Et pour le Nintendo Labo, à l’inverse plutôt enfantin, quelle était l’envie principale ?
C’est un peu la particularité de Nintendo : proposer des nouveautés inédites. A l’époque, on l’a vu avec le Wii Fit, qui sortait un peu de nul part, cette espèce de tablette où on faisait du yoga chez soi. Le Nintendo Labo c’est une autre façon de voir le jeu vidéo, pour sortir un peu de l’écran. On a la fois quelque chose de créatif et de ludique pour les enfants et les grands enfants. On s’amuse beaucoup à construire les Toy-Con, les éléments en carton, et à y insérer la console. C’est incroyable d’appuyer sur des touches en carton et d’avoir un piano construit en deux heures. C’est bien pour les enfants et c’est un moyen pour les parents d’intégrer le jeu vidéo d’une autre manière dans le foyer, ça fait moins peur. On met dans les mains des enfants un jeu mais aussi un apprentissage de la créativité. Dit comme ça un piano c’est pas le jeu excitant du monde, mais on le construit soi-même, on peut le personnaliser, enregistrer des morceaux, pour les enfants c’est magique. D’autant plus que quand ils ouvrent la boîte c’est vide, il n’y a que des capteurs infrarouges.
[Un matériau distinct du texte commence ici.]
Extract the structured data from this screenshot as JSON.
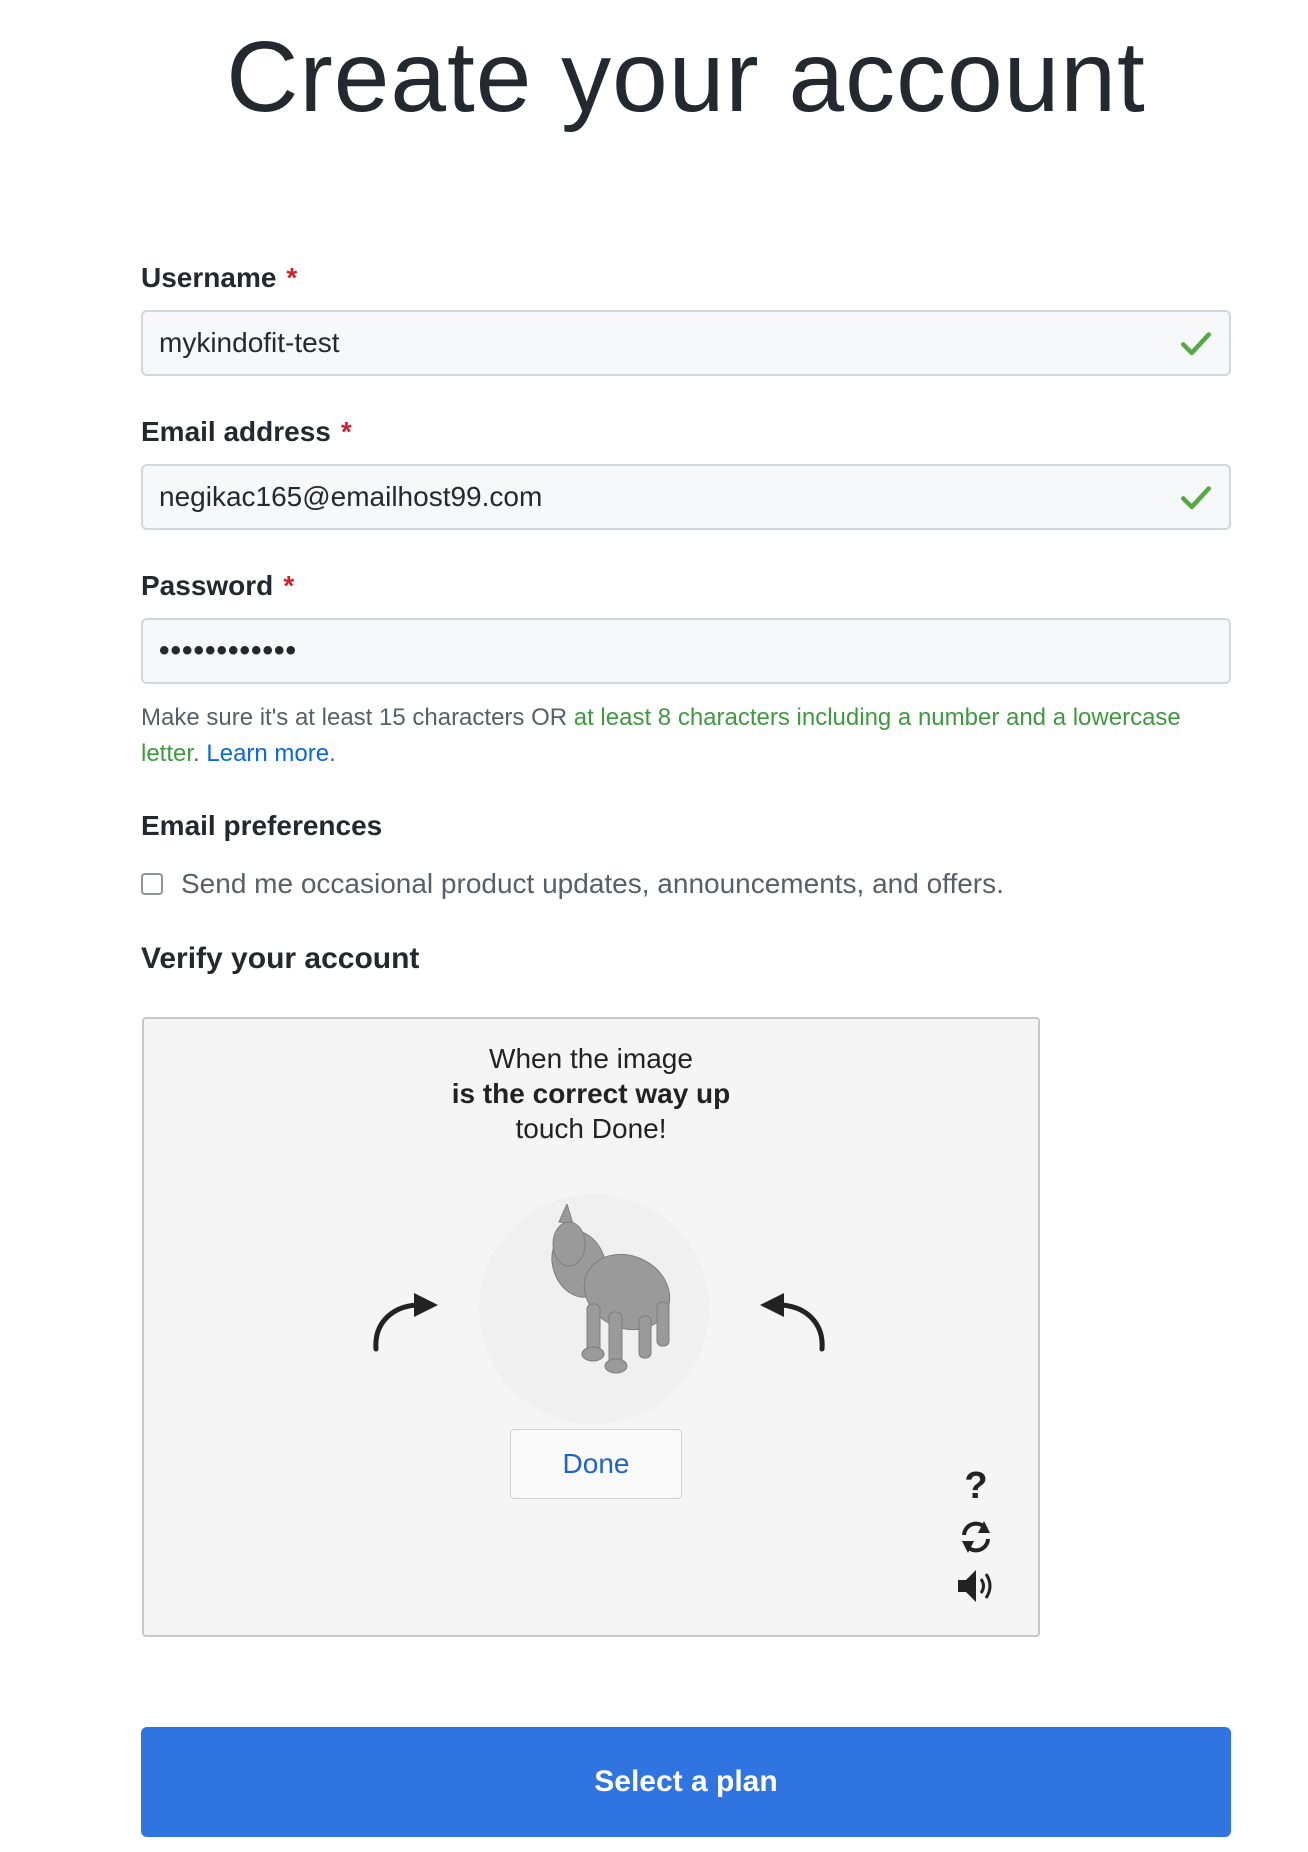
{
  "title": "Create your account",
  "username": {
    "label": "Username",
    "required_mark": "*",
    "value": "mykindofit-test"
  },
  "email": {
    "label": "Email address",
    "required_mark": "*",
    "value": "negikac165@emailhost99.com"
  },
  "password": {
    "label": "Password",
    "required_mark": "*",
    "masked_value": "••••••••••••",
    "hint_prefix": "Make sure it's at least 15 characters OR ",
    "hint_green": "at least 8 characters including a number and a lowercase letter",
    "hint_link": "Learn more",
    "hint_suffix": "."
  },
  "email_preferences": {
    "label": "Email preferences",
    "checkbox_text": "Send me occasional product updates, announcements, and offers.",
    "checked": false
  },
  "verify": {
    "label": "Verify your account",
    "instruction_line1": "When the image",
    "instruction_line2": "is the correct way up",
    "instruction_line3": "touch Done!",
    "done_label": "Done",
    "help_symbol": "?"
  },
  "submit_label": "Select a plan",
  "colors": {
    "valid": "#57a845",
    "primary": "#2f74e0",
    "required": "#cf222e",
    "link": "#0969da"
  }
}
Beaucoup d’enfants utilisent la switch ?
Oui. On a eu pendant très longtemps la 3DS, qui était la préférée des enfants, mais le public est en train de passer à la switch. Et l’arrivée de Pokémon Let’s Go, Pikachu et Let’s Go, Évoli va amener beaucoup d’enfants. La saga pokémon est la saga phare des plus petits. Au niveau des commandes on aura une manette en forme de pokeball, où l’on pourra transférer un pokémon du jeu pour le garder dans la main. Si on secoue la manette on entendra même son cri ! Puis à mesure qu’on marche les pokémon évoluent. C’est très amusant. Pokémon Go, en étant sur mobile, était davantage immatériel. Mais le phénomène Pokémon Go n’est pas fini, il y a toujours beaucoup de joueurs !
Le succès de la Switch condamne-t-il la 3DS ?
Pas vraiment une remplaçante, car on continue à sortir des jeux sur 3DS. On a annoncé un remake de Luigi’s Mansion sur 3DS, entre autre, puis il y a Captain Toad… Mais le public de la 3DS demande de plus en plus de switch car il y a des propositions complémentaires, et adaptées aux enfants.
Pourquoi Nintendo continue à privilégier des annonces au dernier moment pour la sortie de ses jeux ?
Ca a toujours été à peu près comme ça. On aime bien annoncer à l’E3 les jeux qui vont arriver à la fin de l’année ou au début de l’année prochaine. Là on a annoncé Fire Emblem pour le printemps 2019, c’est déjà très loin pour nous. On propose du concret aux fans. L’E3 est un vrai temps fort mais on a aussi la Gamescom et on a souvent des Nintendo direct. On aime bien avoir des temps forts qui régulent l’année.
Est-ce qu’il y a des jeux qui ont un fort succès en France et pas à l’international, ou l’inverse ?
Ca dépend des titres. La Nouvelle Maison du style cartonne en France car on a un gros public qui joue à ce jeu. On a également des ventes qui sont super encourageantes sur les titres très japonais et très niches. Le 13 juillet on sort notamment Octopath Traveler, un JRPG de Square Enix vraiment typique, avec une esthétique très particulière, des visuels qui ressemblent à ceux de la Super NES mais auxquels on aurait ajouté une profondeur et des effets lumineux. Et les joueurs l’attendent beaucoup. L’année 2019 va être prometteuse.